My second destination within the Kiso Valley was the town of Magome. Like Tsumago, Magome is a former post town that sits on an old road that once connected Tokyo and Kyoto. A hiking trail that follows the old path connects Tsumago and Magome but it takes around 2.5 hours to complete and I didn’t have enough time, so I took a bus instead.
Magome is built on a slope and most of its buildings are restorations rather than originals. When Japan’s rail network started being built in the late 1800s the mountain route connecting Tokyo and Kyoto became obsolete and Magome fell into poverty and disrepair from the sudden loss of business. Within the past few decades Magome has been rebuilt to its Edo Period appearance and now Magome along with Tsumago and a couple other villages in the Kiso Valley are tourist destinations.
At the upper end of Magome is an old signpost where notices from the local and national government would be posted. The signs are pretty worn down but a majority of the text is still visible. Apparently one of the signs offers a bounty for people that reported Christians to the government authorities.
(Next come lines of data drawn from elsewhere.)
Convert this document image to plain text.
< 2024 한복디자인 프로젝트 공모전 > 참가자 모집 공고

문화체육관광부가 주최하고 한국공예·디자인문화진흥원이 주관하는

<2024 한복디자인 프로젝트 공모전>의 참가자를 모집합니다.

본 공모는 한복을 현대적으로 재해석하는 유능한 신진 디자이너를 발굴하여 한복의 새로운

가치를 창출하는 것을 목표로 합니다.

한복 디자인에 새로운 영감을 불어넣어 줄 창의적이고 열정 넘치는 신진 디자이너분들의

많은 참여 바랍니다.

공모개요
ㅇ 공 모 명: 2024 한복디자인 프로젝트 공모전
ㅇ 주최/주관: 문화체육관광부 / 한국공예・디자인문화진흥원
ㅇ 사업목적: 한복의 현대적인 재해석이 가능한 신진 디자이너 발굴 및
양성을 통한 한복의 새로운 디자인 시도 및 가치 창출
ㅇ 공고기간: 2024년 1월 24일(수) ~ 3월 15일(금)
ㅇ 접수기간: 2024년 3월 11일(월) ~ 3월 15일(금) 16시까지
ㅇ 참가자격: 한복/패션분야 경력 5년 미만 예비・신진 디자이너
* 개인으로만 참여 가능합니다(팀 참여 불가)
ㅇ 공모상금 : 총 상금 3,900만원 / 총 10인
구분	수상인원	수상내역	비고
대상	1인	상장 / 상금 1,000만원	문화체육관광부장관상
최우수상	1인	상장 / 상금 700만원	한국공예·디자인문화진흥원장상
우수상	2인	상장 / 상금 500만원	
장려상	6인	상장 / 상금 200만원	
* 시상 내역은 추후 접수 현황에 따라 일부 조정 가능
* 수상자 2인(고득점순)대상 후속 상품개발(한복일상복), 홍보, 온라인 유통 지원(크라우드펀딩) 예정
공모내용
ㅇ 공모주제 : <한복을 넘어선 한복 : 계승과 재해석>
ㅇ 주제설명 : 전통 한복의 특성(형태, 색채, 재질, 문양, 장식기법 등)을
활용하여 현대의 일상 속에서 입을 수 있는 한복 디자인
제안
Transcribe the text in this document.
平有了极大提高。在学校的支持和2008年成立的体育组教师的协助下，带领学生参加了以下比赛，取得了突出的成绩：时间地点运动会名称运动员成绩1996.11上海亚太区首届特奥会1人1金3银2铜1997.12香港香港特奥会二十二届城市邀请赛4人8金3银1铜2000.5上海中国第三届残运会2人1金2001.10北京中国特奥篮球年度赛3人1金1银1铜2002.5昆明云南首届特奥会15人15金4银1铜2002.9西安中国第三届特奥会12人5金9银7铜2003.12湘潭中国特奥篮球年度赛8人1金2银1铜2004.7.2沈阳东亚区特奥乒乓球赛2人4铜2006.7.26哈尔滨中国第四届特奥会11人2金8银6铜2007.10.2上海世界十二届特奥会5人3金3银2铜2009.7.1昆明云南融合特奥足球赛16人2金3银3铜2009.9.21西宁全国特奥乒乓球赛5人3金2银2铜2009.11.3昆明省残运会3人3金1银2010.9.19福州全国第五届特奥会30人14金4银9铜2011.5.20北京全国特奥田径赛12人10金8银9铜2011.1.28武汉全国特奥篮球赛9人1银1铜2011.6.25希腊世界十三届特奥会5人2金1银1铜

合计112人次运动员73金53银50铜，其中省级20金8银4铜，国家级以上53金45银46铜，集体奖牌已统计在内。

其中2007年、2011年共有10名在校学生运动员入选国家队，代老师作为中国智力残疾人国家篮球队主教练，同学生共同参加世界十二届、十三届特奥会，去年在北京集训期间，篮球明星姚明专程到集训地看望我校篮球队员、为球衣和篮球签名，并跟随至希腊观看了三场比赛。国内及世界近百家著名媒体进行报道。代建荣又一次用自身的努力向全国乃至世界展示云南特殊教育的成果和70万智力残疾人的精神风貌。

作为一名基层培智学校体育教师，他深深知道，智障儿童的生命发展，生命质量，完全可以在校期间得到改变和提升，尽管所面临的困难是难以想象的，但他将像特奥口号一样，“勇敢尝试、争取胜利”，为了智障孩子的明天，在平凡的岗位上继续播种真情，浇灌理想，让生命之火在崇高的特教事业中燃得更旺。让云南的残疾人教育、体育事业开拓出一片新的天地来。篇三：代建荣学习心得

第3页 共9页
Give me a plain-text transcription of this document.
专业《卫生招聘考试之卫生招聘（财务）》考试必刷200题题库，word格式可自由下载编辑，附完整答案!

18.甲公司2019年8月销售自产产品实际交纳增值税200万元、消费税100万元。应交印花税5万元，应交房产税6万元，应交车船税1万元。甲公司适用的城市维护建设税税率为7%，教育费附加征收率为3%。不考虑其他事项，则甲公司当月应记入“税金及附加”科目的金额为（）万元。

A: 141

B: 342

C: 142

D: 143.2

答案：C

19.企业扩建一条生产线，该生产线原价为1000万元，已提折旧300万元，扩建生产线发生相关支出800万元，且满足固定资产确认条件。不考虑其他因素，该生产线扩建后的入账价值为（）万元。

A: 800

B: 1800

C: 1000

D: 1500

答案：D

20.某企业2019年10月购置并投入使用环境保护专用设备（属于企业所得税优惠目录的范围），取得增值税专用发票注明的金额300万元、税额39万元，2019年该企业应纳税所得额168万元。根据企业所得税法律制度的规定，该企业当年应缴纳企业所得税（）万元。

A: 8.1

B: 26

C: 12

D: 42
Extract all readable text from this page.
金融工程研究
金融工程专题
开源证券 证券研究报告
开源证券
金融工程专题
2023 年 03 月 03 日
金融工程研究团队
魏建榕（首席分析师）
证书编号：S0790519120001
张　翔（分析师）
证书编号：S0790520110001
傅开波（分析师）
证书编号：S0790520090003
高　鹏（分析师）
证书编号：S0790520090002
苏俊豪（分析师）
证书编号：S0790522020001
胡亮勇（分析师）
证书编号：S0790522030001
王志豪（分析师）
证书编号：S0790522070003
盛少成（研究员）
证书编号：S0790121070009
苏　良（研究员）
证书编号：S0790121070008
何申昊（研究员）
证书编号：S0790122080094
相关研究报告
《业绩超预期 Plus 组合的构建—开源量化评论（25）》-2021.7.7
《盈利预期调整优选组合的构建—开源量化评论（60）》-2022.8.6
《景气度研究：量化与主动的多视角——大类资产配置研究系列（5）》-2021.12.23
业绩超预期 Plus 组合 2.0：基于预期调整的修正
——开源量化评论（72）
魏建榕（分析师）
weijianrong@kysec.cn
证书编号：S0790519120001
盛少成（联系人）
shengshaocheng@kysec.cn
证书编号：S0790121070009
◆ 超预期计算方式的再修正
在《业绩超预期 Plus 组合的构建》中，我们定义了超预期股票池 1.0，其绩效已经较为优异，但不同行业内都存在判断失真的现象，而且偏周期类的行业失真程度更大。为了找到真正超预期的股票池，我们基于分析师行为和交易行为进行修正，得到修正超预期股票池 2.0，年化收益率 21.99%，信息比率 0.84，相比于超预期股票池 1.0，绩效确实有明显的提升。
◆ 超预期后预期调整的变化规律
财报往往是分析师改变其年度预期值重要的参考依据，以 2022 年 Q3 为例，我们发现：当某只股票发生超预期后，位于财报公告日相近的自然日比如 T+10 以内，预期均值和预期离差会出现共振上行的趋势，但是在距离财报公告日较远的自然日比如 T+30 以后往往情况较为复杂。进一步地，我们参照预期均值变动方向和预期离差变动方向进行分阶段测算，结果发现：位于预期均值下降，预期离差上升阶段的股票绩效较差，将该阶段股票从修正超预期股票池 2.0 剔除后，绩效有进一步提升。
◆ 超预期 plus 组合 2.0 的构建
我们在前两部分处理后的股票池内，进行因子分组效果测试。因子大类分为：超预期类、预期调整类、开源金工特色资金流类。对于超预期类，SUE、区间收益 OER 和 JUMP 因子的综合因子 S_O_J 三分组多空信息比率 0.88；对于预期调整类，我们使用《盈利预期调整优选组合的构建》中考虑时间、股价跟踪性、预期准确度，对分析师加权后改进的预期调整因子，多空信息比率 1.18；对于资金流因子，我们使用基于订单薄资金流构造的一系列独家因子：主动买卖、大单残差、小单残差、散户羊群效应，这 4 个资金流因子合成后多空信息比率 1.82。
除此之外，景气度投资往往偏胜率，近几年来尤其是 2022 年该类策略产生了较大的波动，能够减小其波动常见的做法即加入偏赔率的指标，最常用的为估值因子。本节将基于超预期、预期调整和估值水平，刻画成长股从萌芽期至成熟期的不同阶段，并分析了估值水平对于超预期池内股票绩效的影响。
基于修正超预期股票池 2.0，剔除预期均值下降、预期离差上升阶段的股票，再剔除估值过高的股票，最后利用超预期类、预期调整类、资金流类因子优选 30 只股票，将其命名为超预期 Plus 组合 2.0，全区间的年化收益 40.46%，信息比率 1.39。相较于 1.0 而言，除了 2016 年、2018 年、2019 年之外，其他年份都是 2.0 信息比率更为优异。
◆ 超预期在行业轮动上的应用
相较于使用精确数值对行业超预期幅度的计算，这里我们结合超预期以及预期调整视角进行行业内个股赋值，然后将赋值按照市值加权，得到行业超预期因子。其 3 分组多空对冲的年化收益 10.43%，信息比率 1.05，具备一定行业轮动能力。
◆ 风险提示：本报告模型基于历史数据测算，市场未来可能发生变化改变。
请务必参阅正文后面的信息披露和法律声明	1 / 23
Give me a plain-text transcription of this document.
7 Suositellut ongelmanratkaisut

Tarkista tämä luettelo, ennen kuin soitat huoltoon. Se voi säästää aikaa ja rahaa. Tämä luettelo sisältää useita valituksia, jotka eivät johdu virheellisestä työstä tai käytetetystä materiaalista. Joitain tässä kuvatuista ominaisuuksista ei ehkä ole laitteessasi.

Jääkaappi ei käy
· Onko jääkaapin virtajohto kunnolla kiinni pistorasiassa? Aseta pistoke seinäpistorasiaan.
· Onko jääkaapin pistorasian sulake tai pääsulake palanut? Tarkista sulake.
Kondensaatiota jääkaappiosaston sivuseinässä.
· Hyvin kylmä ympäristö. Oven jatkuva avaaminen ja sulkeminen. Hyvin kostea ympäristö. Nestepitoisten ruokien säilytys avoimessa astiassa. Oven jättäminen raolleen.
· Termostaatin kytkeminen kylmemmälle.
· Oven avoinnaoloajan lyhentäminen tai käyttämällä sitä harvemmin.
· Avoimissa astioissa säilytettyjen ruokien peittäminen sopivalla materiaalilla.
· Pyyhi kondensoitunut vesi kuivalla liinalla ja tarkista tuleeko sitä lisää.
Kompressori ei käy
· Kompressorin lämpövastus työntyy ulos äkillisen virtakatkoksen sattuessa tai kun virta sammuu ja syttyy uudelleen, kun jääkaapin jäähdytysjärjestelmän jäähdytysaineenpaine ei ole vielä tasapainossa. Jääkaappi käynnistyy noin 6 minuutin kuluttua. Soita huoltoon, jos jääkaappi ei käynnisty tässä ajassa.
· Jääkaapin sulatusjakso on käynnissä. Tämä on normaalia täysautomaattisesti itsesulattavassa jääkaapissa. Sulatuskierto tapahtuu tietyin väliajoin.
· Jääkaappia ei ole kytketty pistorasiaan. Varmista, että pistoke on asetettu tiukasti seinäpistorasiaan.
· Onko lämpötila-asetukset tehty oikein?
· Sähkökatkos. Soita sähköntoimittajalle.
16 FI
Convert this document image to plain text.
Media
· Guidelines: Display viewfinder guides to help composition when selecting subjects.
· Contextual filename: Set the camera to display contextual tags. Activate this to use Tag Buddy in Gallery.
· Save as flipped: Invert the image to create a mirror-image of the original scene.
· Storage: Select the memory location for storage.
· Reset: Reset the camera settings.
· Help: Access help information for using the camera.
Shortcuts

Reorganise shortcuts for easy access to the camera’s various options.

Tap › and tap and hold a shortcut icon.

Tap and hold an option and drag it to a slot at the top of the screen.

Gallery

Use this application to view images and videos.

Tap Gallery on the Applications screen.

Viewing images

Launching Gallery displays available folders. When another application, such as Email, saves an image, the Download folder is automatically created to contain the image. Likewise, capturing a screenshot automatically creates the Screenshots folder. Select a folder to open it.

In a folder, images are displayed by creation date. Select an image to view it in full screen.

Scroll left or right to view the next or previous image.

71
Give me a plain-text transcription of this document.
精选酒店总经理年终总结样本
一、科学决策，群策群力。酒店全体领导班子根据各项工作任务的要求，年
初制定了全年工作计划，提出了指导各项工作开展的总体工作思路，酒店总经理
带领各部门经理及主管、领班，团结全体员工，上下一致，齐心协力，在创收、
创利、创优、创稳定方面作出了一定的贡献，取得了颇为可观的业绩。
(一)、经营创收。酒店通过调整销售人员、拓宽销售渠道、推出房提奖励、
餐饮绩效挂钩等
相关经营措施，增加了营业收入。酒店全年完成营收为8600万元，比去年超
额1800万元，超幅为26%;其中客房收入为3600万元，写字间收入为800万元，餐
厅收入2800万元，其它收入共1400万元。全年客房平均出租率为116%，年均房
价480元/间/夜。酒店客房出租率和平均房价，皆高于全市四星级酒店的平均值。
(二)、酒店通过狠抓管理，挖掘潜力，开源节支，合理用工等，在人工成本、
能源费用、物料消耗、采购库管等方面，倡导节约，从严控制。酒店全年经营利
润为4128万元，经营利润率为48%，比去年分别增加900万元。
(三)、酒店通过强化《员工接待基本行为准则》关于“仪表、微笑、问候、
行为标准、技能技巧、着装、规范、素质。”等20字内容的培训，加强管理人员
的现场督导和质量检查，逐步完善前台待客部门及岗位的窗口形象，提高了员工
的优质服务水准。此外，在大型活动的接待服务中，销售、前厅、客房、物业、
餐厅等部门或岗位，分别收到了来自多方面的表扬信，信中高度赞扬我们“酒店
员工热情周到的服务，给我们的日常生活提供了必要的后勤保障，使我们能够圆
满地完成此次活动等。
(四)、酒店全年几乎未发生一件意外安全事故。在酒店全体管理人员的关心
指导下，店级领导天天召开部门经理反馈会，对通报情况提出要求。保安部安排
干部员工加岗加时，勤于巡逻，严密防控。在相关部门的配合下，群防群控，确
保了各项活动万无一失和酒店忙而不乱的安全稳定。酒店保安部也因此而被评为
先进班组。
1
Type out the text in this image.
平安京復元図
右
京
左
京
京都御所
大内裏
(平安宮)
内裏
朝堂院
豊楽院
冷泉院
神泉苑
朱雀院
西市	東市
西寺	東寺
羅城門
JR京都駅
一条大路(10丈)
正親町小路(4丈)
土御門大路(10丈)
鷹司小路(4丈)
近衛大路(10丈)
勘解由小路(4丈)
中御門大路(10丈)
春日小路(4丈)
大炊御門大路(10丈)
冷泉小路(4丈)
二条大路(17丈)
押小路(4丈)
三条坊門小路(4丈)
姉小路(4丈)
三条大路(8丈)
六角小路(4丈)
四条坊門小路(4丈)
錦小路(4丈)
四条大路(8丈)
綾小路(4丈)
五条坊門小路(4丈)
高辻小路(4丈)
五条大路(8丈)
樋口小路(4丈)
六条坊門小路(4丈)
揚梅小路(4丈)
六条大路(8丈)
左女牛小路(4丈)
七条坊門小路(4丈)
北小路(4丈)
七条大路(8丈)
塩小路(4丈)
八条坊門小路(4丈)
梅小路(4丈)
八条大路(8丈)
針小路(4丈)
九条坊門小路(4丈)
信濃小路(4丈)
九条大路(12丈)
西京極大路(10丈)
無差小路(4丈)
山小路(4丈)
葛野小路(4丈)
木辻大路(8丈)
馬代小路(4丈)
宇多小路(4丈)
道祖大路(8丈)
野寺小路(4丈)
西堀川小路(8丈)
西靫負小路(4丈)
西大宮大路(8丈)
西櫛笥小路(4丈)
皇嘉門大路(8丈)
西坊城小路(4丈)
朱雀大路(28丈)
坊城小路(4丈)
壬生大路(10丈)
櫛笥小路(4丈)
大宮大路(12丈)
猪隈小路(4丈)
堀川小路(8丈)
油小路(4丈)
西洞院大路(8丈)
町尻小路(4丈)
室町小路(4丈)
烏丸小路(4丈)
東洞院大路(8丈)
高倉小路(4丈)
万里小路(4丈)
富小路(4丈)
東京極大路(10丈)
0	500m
Christianity was outlawed during the Edo Period and Christians had to keep their faith hidden to avoid persecution.
A parking lot sits beyond the old signpost. I got a photo of Mt Ine, which is the tallest mountain in the area and in the photo above it’s the big mountain in the center. While there I got into a conversation with a Japanese guy that spoke decent English. He had been to a few of the places I had previously visited and we chatted for about ten minutes.
I then headed back down the slope to the bottom of Magome to reach the town’s bus stop, and along the way I bought some sweet rice crackers from one of the local shops. It would have been nice to stay a little longer in Magome but the buses in this region of Japan aren’t as frequent as in other places and I needed to get on the next bus to start the trek back to Nagoya.